Many employers will reimburse an employee who uses his or her personal vehicle for business at a standard mileage rate. Generally, this won’t include commuting expenses between an employee’s home and workplace. The standard mileage rate is set by the IRS each year. (The standard federal mileage rate for business in 2017 is 53.5 cents per mile.)
Meals & Entertainment
Meal and entertainment costs incurred within the employee's tax home are reimbursable only if the meal or entertainment can be shown to have a clear business purpose.
Implement an Accountable Plan
In order to reimburse employees for expenses, it’s vital for an employer to have an accountable plan.
If an employer does not have an accountable plan in place, then IRS Publication 15 states: “Payments to your employee for travel and other necessary expenses of your business under a nonaccountable plan are wages and are treated as supplemental wages and subject to the withholding and payment of income, social security, Medicare, and FUTA taxes.”
Building an expense plan will save employers time, confusion, and stress.
So, even if the expenses are ordinary and necessary, if the employer does not have an accountable plan, then any reimbursements are taxable income.
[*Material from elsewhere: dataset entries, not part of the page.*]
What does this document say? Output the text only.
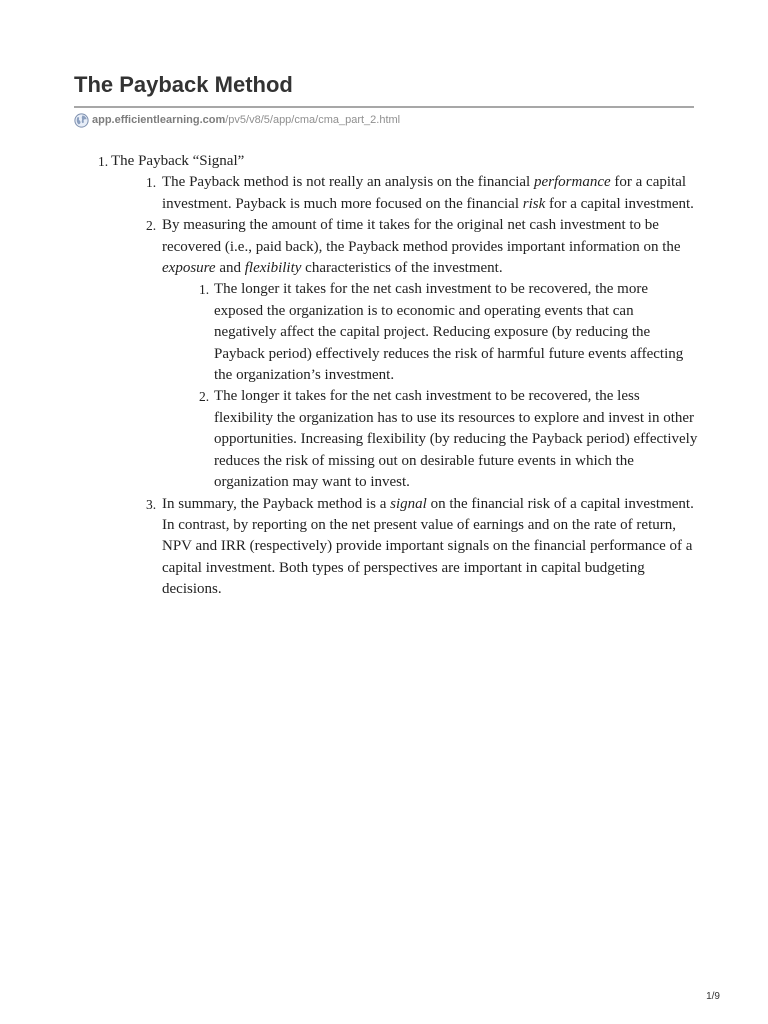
The Payback Method
app.efficientlearning.com /pv5/v8/5/app/cma/cma_part_2.html
1. The Payback “Signal”
1. The Payback method is not really an analysis on the financial performance for a capital investment. Payback is much more focused on the financial risk for a capital investment.
2. By measuring the amount of time it takes for the original net cash investment to be recovered (i.e., paid back), the Payback method provides important information on the exposure and flexibility characteristics of the investment.
1. The longer it takes for the net cash investment to be recovered, the more exposed the organization is to economic and operating events that can negatively affect the capital project. Reducing exposure (by reducing the Payback period) effectively reduces the risk of harmful future events affecting the organization’s investment.
2. The longer it takes for the net cash investment to be recovered, the less flexibility the organization has to use its resources to explore and invest in other opportunities. Increasing flexibility (by reducing the Payback period) effectively reduces the risk of missing out on desirable future events in which the organization may want to invest.
3. In summary, the Payback method is a signal on the financial risk of a capital investment. In contrast, by reporting on the net present value of earnings and on the rate of return, NPV and IRR (respectively) provide important signals on the financial performance of a capital investment. Both types of perspectives are important in capital budgeting decisions.
1/9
Consider drafting a plan; doing so will likely save everyone time, confusion and stress.
On the other hand, if the employer has an accountable plan, but the employee fails to properly substantiate the expenses within a reasonable time, or the employee fails to return excess advance payments, then any reimbursements could become taxable income.
In addition, if any expenses are paid in excess of IRS limitations, then the excess is taxable income. For example, if an employer reimburses an employee for mileage at more than the standard mileage rate, then the excess is taxable income.
Comply with the IRS’ Rules for Expense Reimbursements
Employees should only have to pay income taxes on the wages they earn and certain taxable fringe benefits. Expenses incurred by employees in the course of business should be costs incurred by the employer, not by its employees.
If the employer establishes a written accountable plan, and the employees submit properly documented expenses under that plan, then the reimbursements shouldn’t count as taxable income.
However, a key to maintaining any accountable plan is to properly and timely substantiate expenses. Having a business accountant and referring to employment counsel are two ways for businesses to ensure they’re deducting and reporting the right expenses.
This material has been prepared for informational purposes only, and is not intended to provide, and should not be relied on for, legal or tax advice. If you have any legal or tax questions regarding this content or related issues, then you should consult with your professional legal or tax advisor.